The whinging of the kids when the dog needs to go out and the other adult isn’t home.
Having to go out in all weathers.
Our dog is old enough now that he pisses on the floor at least once a week when we get the timings wrong.
Also other people’s dogs and people who don’t know about leads.
All of the above plus the dirt. Don't have a dog of you can't stand a bit of dirt.
Go to a good rescue centre like the dog's trust. Not all rescue dogs come with baggage, and they will match one to suit your family.
The worst thing is losing them (my darling staffie died at the end of August and I miss her so much).
We can never just walk out of the house. Our dog, love her to bits, has extreme separation anxiety. Pedigree, not a rescue, did all proper training etc but still can't leave her for more than hour and that's after long walk, boredom treats. Adaptil plug in etc etc! Plus she had rare illness ( chylothorax) that cost full insurance then 4k on top! You may be lucky. I have had dogs all my life and although a lot of work and effort they worth it. A local rescue to me fosters out their dogs rather than putting them in a kennel. Maybe something similar near you so you could foster to see how it goes?

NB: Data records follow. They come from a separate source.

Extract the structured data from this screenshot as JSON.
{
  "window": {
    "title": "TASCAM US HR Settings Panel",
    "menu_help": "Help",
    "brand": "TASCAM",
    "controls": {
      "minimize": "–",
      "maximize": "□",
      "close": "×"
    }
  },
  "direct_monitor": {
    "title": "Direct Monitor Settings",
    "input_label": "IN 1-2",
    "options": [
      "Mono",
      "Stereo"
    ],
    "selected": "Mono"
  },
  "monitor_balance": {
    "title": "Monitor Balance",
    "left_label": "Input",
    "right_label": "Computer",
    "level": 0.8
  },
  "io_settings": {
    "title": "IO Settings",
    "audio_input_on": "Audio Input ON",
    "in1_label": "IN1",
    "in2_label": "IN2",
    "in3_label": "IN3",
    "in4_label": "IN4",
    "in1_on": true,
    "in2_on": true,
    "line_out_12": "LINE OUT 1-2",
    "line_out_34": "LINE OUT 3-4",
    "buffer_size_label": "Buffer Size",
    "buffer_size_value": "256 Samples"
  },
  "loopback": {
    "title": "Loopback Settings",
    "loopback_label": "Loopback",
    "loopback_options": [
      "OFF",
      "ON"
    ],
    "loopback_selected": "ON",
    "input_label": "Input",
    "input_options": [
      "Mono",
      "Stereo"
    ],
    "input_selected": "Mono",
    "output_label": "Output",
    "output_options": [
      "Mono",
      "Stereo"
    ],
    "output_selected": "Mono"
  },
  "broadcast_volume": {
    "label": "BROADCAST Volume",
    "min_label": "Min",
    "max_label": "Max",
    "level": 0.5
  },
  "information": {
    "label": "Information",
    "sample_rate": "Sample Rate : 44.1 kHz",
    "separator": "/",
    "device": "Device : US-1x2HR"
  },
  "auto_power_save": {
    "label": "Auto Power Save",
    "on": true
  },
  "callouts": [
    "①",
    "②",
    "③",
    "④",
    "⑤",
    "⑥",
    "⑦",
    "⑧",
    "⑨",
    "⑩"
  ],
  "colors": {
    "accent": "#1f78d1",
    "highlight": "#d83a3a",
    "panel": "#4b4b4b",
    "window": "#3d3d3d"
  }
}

The issue is if your lifestyle changes.
DH went from having a job that allowed him to wfh 2 days a week to being expected to be in the office every day and potentially having to travel abroad for minimum week long work trips whilst my job was getting busier. Lockdown changed that again, and it looks likely that neither of us will ever be expected to be full time in the office for a number of years.
So I'd say make sure you have back up plans for emergencies or changes in your life.
Washing fox poo off her. Even worse, is if the walk isn't walking distance of home and she has to get in the car, stinking of fox poo. I always have wipes in the car for that reason.
Other than that, they do tie us down a bit but we tend to do on dog friendly days out. So many places have outdoor eating now that lunch out is rarely a problem.
Ensuring you have a reliable dog minder for holidays is essential.
We currently have 4 ddogs. We have found a very suitable kennel set up for when we are away, plenty of ddoggy walks near us (beach +dunes +a wood nearby). Vet nearby.
I was an only dc and can't imagine if I hadn't had a ddoggy sibling how it would have been for me..
No regrets here op.
Who needs wallpaper anyway???
Yes to day trips out, and all other activities mentioned. Check in advance if visiting castles/ national trust properties etc as all have their own rules
Never had any sleep deprivation problems other than first two nights home, all down to training.
The worst thing - they don't live forever 😢
Everything else pales into insignificance considering the live, affection and fun they bring
I doubt you could get a rescue with such a young dd.